That would be the headline for stories about the sequester, if truth be told. Because, of course, to sequester is to hide, in this case to segregate dollars instead of people. And hiding involves a diversion of things, even figments of the imagination, from where they ought to go. Indeed, the ultimate intent of sequestration, as of segregration, is to interrupt motion. Moving things are hard to control. And control, after all, is the object. That's true whether the segregation/sequestration is self-directed or imposed. What seems ironic is that it seems to be a strategy of choice for people lacking in self-control. They want to lock things up because things moving around make them feel insecure.
We used to hear a lot about inferiority complexes. Whatever happened to those?
What's new about the sequester isn't just the name. Although it's not well recognized, the Congress, which is charged with creating the currency that's being hidden, has been employing the power to provide and deprive -- i.e. rationing dollars -- for decades. What's different about the sequester is that it's not only widespread, but almost entirely punitive. Instead of just punishing the 53% of the electorate that didn't vote right, the Congress is putting the screws to the 99%, managing to antagonize their base along with everyone else.
Why would they do that? I expect it's because they expected that, as usual, they'd be able to blame the deviation on someone else. Notice how there's been no echo to the promise of tax cuts for the rich? Even the vassals on Wall Street haven't bit. Indeed, Capitol Hill should have taken a hint when one of the country's richest bankers took to the pages of the Wall Street Journal to announce that letting the banks have their way had been wrong -- having taken the bit between their teeth, they had careened into the abyss of bankruptcy.
But this new Jehu spurs the hot-mounted horse,
Instructs the beast to know his native force,
To take the bit between his teeth and fly
To the next headlong steep of anarchy.
from John Dryden's satirical poem The Medal, 1682
It may seem ironic, but bankruptcy is not something banks seem particularly keen to avoid.

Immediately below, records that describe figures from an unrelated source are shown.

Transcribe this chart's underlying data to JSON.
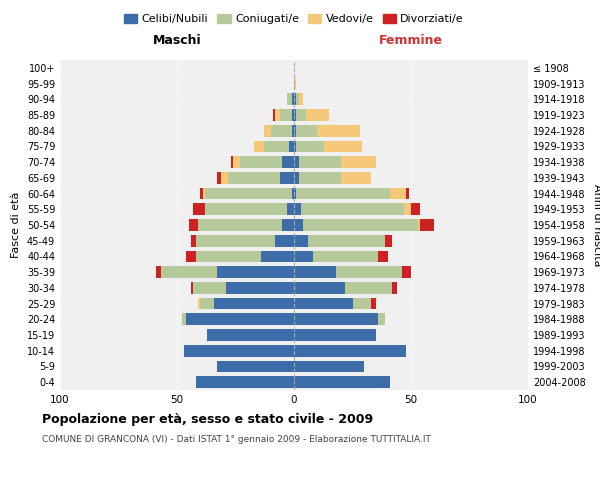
{
  "age_groups": [
    "0-4",
    "5-9",
    "10-14",
    "15-19",
    "20-24",
    "25-29",
    "30-34",
    "35-39",
    "40-44",
    "45-49",
    "50-54",
    "55-59",
    "60-64",
    "65-69",
    "70-74",
    "75-79",
    "80-84",
    "85-89",
    "90-94",
    "95-99",
    "100+"
  ],
  "birth_years": [
    "2004-2008",
    "1999-2003",
    "1994-1998",
    "1989-1993",
    "1984-1988",
    "1979-1983",
    "1974-1978",
    "1969-1973",
    "1964-1968",
    "1959-1963",
    "1954-1958",
    "1949-1953",
    "1944-1948",
    "1939-1943",
    "1934-1938",
    "1929-1933",
    "1924-1928",
    "1919-1923",
    "1914-1918",
    "1909-1913",
    "≤ 1908"
  ],
  "maschi": {
    "celibi": [
      42,
      33,
      47,
      37,
      46,
      34,
      29,
      33,
      14,
      8,
      5,
      3,
      1,
      6,
      5,
      2,
      1,
      1,
      1,
      0,
      0
    ],
    "coniugati": [
      0,
      0,
      0,
      0,
      2,
      6,
      14,
      24,
      28,
      34,
      36,
      35,
      37,
      22,
      18,
      11,
      9,
      5,
      2,
      0,
      0
    ],
    "vedovi": [
      0,
      0,
      0,
      0,
      0,
      1,
      0,
      0,
      0,
      0,
      0,
      0,
      1,
      3,
      3,
      4,
      3,
      2,
      0,
      0,
      0
    ],
    "divorziati": [
      0,
      0,
      0,
      0,
      0,
      0,
      1,
      2,
      4,
      2,
      4,
      5,
      1,
      2,
      1,
      0,
      0,
      1,
      0,
      0,
      0
    ]
  },
  "femmine": {
    "nubili": [
      41,
      30,
      48,
      35,
      36,
      25,
      22,
      18,
      8,
      6,
      4,
      3,
      1,
      2,
      2,
      1,
      1,
      1,
      1,
      0,
      0
    ],
    "coniugate": [
      0,
      0,
      0,
      0,
      3,
      8,
      20,
      28,
      28,
      33,
      49,
      44,
      40,
      18,
      18,
      12,
      9,
      4,
      1,
      0,
      0
    ],
    "vedove": [
      0,
      0,
      0,
      0,
      0,
      0,
      0,
      0,
      0,
      0,
      1,
      3,
      7,
      13,
      15,
      16,
      18,
      10,
      2,
      1,
      0
    ],
    "divorziate": [
      0,
      0,
      0,
      0,
      0,
      2,
      2,
      4,
      4,
      3,
      6,
      4,
      1,
      0,
      0,
      0,
      0,
      0,
      0,
      0,
      0
    ]
  },
  "colors": {
    "celibi": "#3d6da8",
    "coniugati": "#b5c99a",
    "vedovi": "#f5c87a",
    "divorziati": "#cc2222"
  },
  "xlim": 100,
  "title": "Popolazione per età, sesso e stato civile - 2009",
  "subtitle": "COMUNE DI GRANCONA (VI) - Dati ISTAT 1° gennaio 2009 - Elaborazione TUTTITALIA.IT",
  "xlabel_left": "Maschi",
  "xlabel_right": "Femmine",
  "ylabel_left": "Fasce di età",
  "ylabel_right": "Anni di nascita",
  "legend_labels": [
    "Celibi/Nubili",
    "Coniugati/e",
    "Vedovi/e",
    "Divorziati/e"
  ],
  "background_color": "#ffffff",
  "plot_bg_color": "#f0f0f0",
  "grid_color": "#ffffff"
}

Indeed, as in other enterprise, the frequency with which it occurs and the legal provisions that have been made for it suggest that throwing in the towel has become a standard operating procedure. Of course, it's easy to do when someone else's assets, particularly money, are involved. Perhaps "trust" used to be such a common word in finacial circles because the behavior it references is required, but not honored by the conmen. Perhaps "In God we Trust" was a warning, all along.

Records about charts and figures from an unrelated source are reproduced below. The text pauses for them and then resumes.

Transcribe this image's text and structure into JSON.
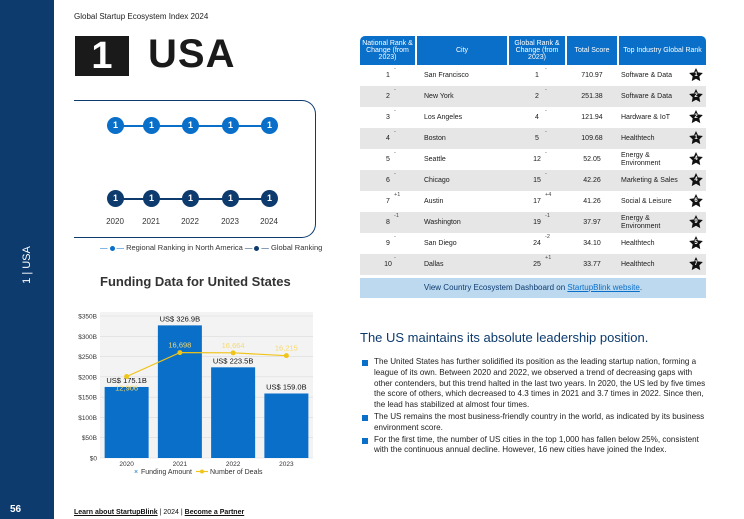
{
  "page": {
    "header_title": "Global Startup Ecosystem Index 2024",
    "rank": "1",
    "country": "USA",
    "side_label": "1 | USA",
    "page_number": "56"
  },
  "ranking": {
    "years": [
      "2020",
      "2021",
      "2022",
      "2023",
      "2024"
    ],
    "regional": [
      "1",
      "1",
      "1",
      "1",
      "1"
    ],
    "global": [
      "1",
      "1",
      "1",
      "1",
      "1"
    ],
    "legend_regional": "Regional Ranking in North America",
    "legend_global": "Global Ranking",
    "colors": {
      "regional": "#0a6fc9",
      "global": "#0d3b6e"
    }
  },
  "chart_title": "Funding Data for United States",
  "chart_data": {
    "type": "bar",
    "title": "Funding Data for United States",
    "categories": [
      "2020",
      "2021",
      "2022",
      "2023"
    ],
    "series": [
      {
        "name": "Funding Amount",
        "type": "bar",
        "values": [
          175.1,
          326.9,
          223.5,
          159.0
        ],
        "labels": [
          "US$ 175.1B",
          "US$ 326.9B",
          "US$ 223.5B",
          "US$ 159.0B"
        ],
        "color": "#0a6fc9"
      },
      {
        "name": "Number of Deals",
        "type": "line",
        "values": [
          12906,
          16698,
          16664,
          16215
        ],
        "labels": [
          "12,906",
          "16,698",
          "16,664",
          "16,215"
        ],
        "color": "#f0c419"
      }
    ],
    "y_ticks": [
      "$0",
      "$50B",
      "$100B",
      "$150B",
      "$200B",
      "$250B",
      "$300B",
      "$350B"
    ],
    "ylim": [
      0,
      350
    ],
    "deals_ylim": [
      0,
      22500
    ],
    "legend": [
      "Funding Amount",
      "Number of Deals"
    ]
  },
  "table": {
    "headers": [
      "National Rank & Change (from 2023)",
      "City",
      "Global Rank & Change (from 2023)",
      "Total Score",
      "Top Industry Global Rank"
    ],
    "rows": [
      {
        "nat": "1",
        "nat_chg": "-",
        "city": "San Francisco",
        "glob": "1",
        "glob_chg": "-",
        "score": "710.97",
        "industry": "Software & Data",
        "ind_rank": "1"
      },
      {
        "nat": "2",
        "nat_chg": "-",
        "city": "New York",
        "glob": "2",
        "glob_chg": "-",
        "score": "251.38",
        "industry": "Software & Data",
        "ind_rank": "2"
      },
      {
        "nat": "3",
        "nat_chg": "-",
        "city": "Los Angeles",
        "glob": "4",
        "glob_chg": "-",
        "score": "121.94",
        "industry": "Hardware & IoT",
        "ind_rank": "2"
      },
      {
        "nat": "4",
        "nat_chg": "-",
        "city": "Boston",
        "glob": "5",
        "glob_chg": "-",
        "score": "109.68",
        "industry": "Healthtech",
        "ind_rank": "1"
      },
      {
        "nat": "5",
        "nat_chg": "-",
        "city": "Seattle",
        "glob": "12",
        "glob_chg": "-",
        "score": "52.05",
        "industry": "Energy & Environment",
        "ind_rank": "4"
      },
      {
        "nat": "6",
        "nat_chg": "-",
        "city": "Chicago",
        "glob": "15",
        "glob_chg": "-",
        "score": "42.26",
        "industry": "Marketing & Sales",
        "ind_rank": "4"
      },
      {
        "nat": "7",
        "nat_chg": "+1",
        "city": "Austin",
        "glob": "17",
        "glob_chg": "+4",
        "score": "41.26",
        "industry": "Social & Leisure",
        "ind_rank": "6"
      },
      {
        "nat": "8",
        "nat_chg": "-1",
        "city": "Washington",
        "glob": "19",
        "glob_chg": "-1",
        "score": "37.97",
        "industry": "Energy & Environment",
        "ind_rank": "9"
      },
      {
        "nat": "9",
        "nat_chg": "-",
        "city": "San Diego",
        "glob": "24",
        "glob_chg": "-2",
        "score": "34.10",
        "industry": "Healthtech",
        "ind_rank": "5"
      },
      {
        "nat": "10",
        "nat_chg": "-",
        "city": "Dallas",
        "glob": "25",
        "glob_chg": "+1",
        "score": "33.77",
        "industry": "Healthtech",
        "ind_rank": "7"
      }
    ]
  },
  "dashboard": {
    "text": "View Country Ecosystem Dashboard on ",
    "link": "StartupBlink website",
    "end": "."
  },
  "headline": "The US maintains its absolute leadership position.",
  "bullets": [
    "The United States has further solidified its position as the leading startup nation, forming a league of its own. Between 2020 and 2022, we observed a trend of decreasing gaps with other contenders, but this trend halted in the last two years. In 2020, the US led by five times the score of others, which decreased to 4.3 times in 2021 and 3.7 times in 2022. Since then, the lead has stabilized at almost four times.",
    "The US remains the most business-friendly country in the world, as indicated by its business environment score.",
    "For the first time, the number of US cities in the top 1,000 has fallen below 25%, consistent with the continuous annual decline. However, 16 new cities have joined the Index."
  ],
  "footer": {
    "learn": "Learn about StartupBlink",
    "sep1": "|",
    "year": "2024",
    "sep2": "|",
    "partner": "Become a Partner"
  }
}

In any event, if bankruptcy is not shunned but, indeed, welcome, one wonders if there is something the banksters are afraid of. And, I think we've found it. Debt, it seems, is the banksters' dread development. When they take in dollars from depositors, they call it an asset and when they lend them out, they call them credit. Or, at least, the Federal Reserve Bank does, as in "Consumer Credit Outstanding." $2.7 trillion dollars is what Americans currently owe to various financial institutions, including over half a trillion to the Federal Treasury itself. That's not what might be owed to the IRS, nor is it that "national debt" we hear so much about needing to be "fixed." Nor is it considered a deficit.

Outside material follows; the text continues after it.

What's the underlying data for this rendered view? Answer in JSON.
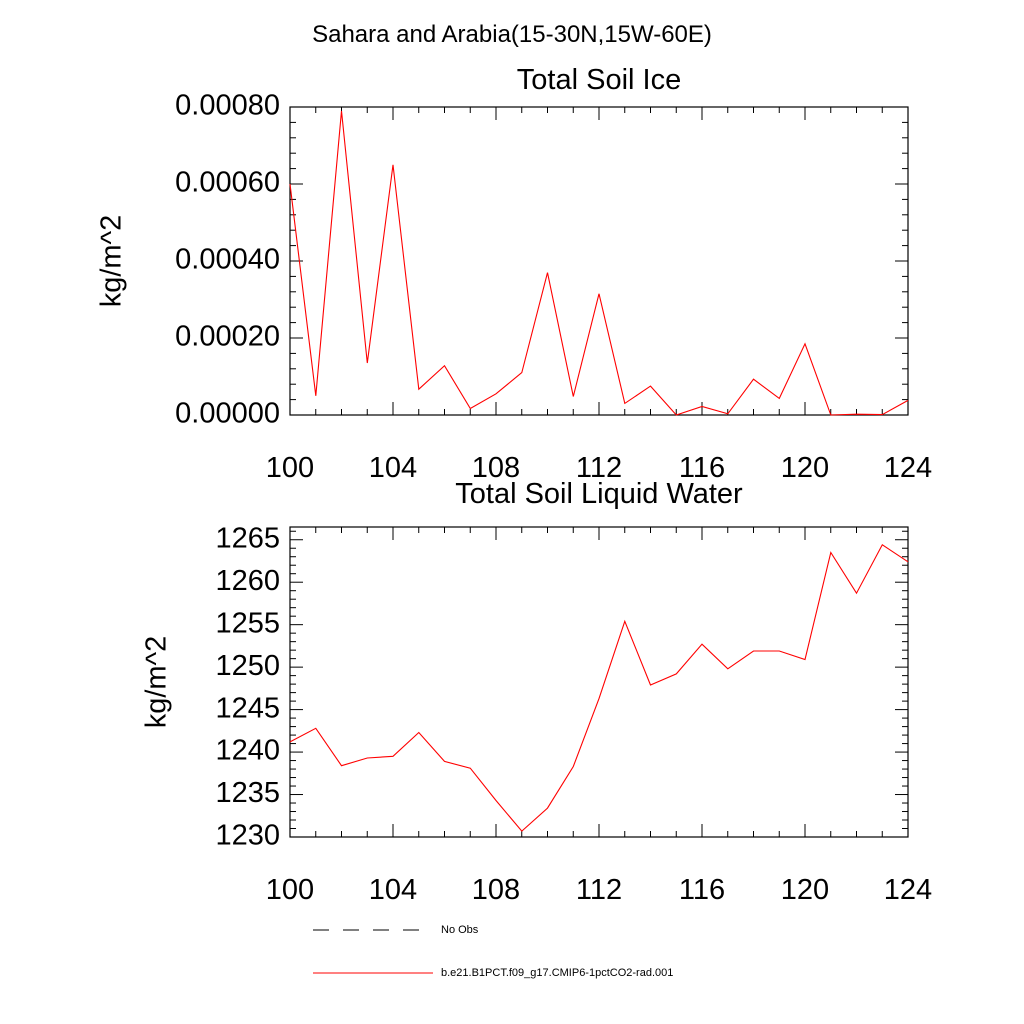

At best, I suspect that long-term and revolving "credit" constitutes a major reason for banker angst. After all, credit accounts represent steadily increasing amounts. "Debits" and "debts" are reserved for accounts that are either decreasing or have stopped growing. (If I've got that right, then what the Club for Growth would seem to have been about is securing an increasing flow of dollars into bank accounts -- a flow that, ironically, the candidates they sent to Congress under the Tea Party banner have virtually brought to a stop).
The Cons seem allergic to debt. Perhaps it's just a matter of their politicians feeling "out of their depth" when it comes to dealing with numbers. More likely, it's a matter of the instinct-driven, who obviously make good candidates for public office because of their public speaking skills, being deficient in the art of giving out anything but talk. "All hat, no cattle," isn't just applicable to Texans. (Poor Bush I. Having a silver foot in his mouth, instead of a silver tongue, proved disastrous once the Reagan Gilt wore off). Perhaps, as I've suggested before, the Cons, both politicians and pundits, can't tell the difference between "owe" and "own" -- between the self and the other. If so, then that would account for why they are endemically unfit for public service. Mistaking ownership for obligation is, it seems, not correctible.
People, who can't tell the difference between what belongs to them and what belongs to someone else, probably can't understand that debt is a good thing and that the alternative to debt is theft -- i.e. bad. It's a sharp distinction -- one, one would think, that is easily understood by our binary thinkers, who see everything in black and white. But, that involves opening their eyes or taking the blind-fold off, giving up the self-deception they've devised. Perhaps that too, having been practiced long enough, becomes a habit they can't give up.
"Oh What a Tangled Web We Weave When First We Practice to Deceive." This line from Sir Walter Scott is telling. That there are so many deceiving Scotts in the American political arena is eerie.